Dass sein Leben ihn nach Costa Rica führen würde, hatte Josef Klein nicht erwartet, als er fünfundzwanzig Jahre zuvor aus Neuss nach New York auswanderte. Der Anfang ist hart, doch nachdem er den Hilfsjob in der Druckerei gefunden hat, kommt sein Leben in geregelte Bahnen. In seiner Freizeit sitzt er vor seinem Empfänger, mit er Kontakt überall auf der Welt aufnehmen kann, so lernt er auch Lauren kennen, die junge Frau, die sich ihren Eltern widersetzt und ihre eigenen beruflichen Pläne verfolgt. Doch auch im Kreis seiner deutschen Bekannten regt sein Hobby Interesse und bald schon wird er gebeten, Nachrichten zu senden, verschlüsselte Zahlenreihen, alles nur zum Wohle des langsam erstarkenden Vaterlands.
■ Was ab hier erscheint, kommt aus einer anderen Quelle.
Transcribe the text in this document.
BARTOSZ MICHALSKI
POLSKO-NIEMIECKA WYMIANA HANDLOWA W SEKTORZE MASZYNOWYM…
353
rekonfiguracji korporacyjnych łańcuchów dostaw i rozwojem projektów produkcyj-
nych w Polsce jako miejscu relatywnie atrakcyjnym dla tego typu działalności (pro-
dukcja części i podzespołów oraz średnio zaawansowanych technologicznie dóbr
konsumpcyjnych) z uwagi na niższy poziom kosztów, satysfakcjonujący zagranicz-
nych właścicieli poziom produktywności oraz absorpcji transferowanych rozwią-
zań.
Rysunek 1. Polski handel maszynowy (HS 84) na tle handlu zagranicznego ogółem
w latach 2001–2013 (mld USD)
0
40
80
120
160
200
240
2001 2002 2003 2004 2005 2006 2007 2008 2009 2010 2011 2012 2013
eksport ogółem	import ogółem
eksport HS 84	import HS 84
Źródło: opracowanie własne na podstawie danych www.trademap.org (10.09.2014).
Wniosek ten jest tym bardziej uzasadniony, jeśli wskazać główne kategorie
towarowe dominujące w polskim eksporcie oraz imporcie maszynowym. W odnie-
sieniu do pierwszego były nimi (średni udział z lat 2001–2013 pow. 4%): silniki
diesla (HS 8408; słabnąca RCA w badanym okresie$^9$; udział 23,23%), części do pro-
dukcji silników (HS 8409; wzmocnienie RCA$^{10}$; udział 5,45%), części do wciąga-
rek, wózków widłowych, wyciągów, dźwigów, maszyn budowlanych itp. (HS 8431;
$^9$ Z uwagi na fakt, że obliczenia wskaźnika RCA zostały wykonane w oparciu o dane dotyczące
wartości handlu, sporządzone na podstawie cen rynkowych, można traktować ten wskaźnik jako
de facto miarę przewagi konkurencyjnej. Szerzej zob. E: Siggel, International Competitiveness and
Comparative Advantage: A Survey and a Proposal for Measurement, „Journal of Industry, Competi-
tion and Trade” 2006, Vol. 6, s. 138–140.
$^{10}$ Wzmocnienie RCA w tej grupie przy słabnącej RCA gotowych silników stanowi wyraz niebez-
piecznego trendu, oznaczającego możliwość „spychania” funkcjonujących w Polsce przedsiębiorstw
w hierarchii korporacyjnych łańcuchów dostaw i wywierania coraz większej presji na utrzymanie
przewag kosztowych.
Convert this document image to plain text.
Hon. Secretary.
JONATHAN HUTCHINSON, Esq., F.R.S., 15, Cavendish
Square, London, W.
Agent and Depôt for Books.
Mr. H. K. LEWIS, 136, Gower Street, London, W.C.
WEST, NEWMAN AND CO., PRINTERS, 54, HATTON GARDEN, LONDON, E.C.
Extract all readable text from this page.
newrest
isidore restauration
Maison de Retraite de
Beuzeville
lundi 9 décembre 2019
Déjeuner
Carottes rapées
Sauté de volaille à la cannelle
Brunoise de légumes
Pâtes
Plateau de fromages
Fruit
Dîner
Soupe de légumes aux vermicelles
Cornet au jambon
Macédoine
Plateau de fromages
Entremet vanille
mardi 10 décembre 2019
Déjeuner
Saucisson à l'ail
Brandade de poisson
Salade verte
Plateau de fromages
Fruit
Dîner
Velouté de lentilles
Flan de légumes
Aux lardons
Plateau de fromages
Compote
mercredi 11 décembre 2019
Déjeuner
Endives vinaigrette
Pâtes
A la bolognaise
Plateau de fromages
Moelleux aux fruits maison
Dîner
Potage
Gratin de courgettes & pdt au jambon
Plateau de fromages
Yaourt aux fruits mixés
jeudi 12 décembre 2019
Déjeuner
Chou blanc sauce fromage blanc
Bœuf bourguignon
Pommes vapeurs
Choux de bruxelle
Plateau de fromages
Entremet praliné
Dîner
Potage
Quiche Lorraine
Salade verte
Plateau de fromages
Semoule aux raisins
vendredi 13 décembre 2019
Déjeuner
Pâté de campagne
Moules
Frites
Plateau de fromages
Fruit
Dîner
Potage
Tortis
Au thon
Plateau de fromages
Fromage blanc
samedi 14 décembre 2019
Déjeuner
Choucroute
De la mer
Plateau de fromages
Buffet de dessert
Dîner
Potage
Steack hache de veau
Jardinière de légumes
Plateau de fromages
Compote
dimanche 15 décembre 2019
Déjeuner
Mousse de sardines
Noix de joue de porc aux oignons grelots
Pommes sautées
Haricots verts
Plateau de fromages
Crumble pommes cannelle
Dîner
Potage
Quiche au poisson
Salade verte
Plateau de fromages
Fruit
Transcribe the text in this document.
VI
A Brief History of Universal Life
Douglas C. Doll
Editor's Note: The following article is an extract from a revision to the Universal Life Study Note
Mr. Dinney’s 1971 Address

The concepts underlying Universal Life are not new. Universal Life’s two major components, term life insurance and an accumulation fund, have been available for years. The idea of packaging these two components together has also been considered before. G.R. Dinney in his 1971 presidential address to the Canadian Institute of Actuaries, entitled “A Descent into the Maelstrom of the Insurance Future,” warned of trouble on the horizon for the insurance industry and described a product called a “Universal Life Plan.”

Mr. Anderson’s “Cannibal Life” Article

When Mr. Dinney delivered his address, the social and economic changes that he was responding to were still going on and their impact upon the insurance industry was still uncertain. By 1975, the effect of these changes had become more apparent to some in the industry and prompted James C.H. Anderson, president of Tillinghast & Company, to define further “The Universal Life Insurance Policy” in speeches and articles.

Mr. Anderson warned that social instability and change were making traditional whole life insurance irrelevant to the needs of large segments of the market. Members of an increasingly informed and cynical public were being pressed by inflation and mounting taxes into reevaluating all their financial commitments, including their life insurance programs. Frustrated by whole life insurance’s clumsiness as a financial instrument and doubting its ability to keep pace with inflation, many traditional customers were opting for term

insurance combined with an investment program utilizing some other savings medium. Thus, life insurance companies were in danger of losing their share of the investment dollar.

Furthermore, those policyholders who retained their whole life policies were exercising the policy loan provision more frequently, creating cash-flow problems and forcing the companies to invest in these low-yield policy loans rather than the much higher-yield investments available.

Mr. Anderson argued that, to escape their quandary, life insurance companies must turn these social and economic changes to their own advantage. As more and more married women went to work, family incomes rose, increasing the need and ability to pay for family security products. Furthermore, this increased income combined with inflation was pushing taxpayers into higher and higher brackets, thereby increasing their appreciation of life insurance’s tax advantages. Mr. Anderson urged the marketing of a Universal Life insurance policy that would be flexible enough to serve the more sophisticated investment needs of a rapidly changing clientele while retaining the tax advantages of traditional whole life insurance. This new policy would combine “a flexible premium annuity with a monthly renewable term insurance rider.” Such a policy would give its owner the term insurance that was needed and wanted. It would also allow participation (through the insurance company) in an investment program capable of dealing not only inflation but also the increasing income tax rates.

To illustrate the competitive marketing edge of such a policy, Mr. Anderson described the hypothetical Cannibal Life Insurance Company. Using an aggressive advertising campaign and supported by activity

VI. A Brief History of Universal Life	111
Lange verschließt Joe, wie er sich in den USA nennt, die Augen, doch die Anzeichen des drohenden Krieges werden immer deutlicher und bald muss auch er sich fragen, auf welcher Seite er steht.

Aus heutiger Sicht scheint vieles bezogen auf historische Ereignisse klar, die Fronten geklärt und die Grenze zwischen schwarz und weiß unverkennbar. Ulla Lenze indes zeichnet ein komplexes Bild des kleinen Mannes, der vielleicht mehr hätte wissen und sehen können, vielleicht naiv war, aber auch Jahre nach dem Krieg noch nicht sicher ist, ob er vorsätzlich missbraucht und geopfert wurde oder ob der Verlauf der Dinge einfach unglücklich war. Vor allem aber erkennt man in ihrem Protagonisten, wie schwer es für die Generation jener Auswanderer war, die in den 1920ern in der Hoffnung auf eine bessere Zukunft in die Welt aufgebrochen waren und dann durch das Nazi-Regime und den zweiten Weltkrieg plötzlich zwischen den Stühlen saßen und Partei für eine Seite ergreifen sollten, ohne zu wissen, wo sie eigentlich standen.

Auf mehreren Ebenen lässt die Autorin durch Rückblenden die Geschehnisse aufleben. Man beginnt am Ende in Costa Rica, davor standen Josefs harte Monate bei seinem Bruder in Neuss, zu dem er nach der Ausweisung aus den USA flüchtete. So interessant der Handlungsstrang in New York ist, fand ich die Entwicklung des Verhältnisses der beiden Brüder am spannendsten. Es ist eine Geschichte voller Missverständnisse, Nicht-Gesagtem, Enttäuschungen und unterschiedlichen Lebensentscheidungen. Erst bewegen sie sich langsam und vorsichtig umeinander, doch es ist klar, dass der große Eklat kommen muss. Nicht nur weil sie so verschieden sind, sondern weil es ihnen schwer fällt, die Perspektive des anderen einzunehmen und ihn wirklich zu verstehen.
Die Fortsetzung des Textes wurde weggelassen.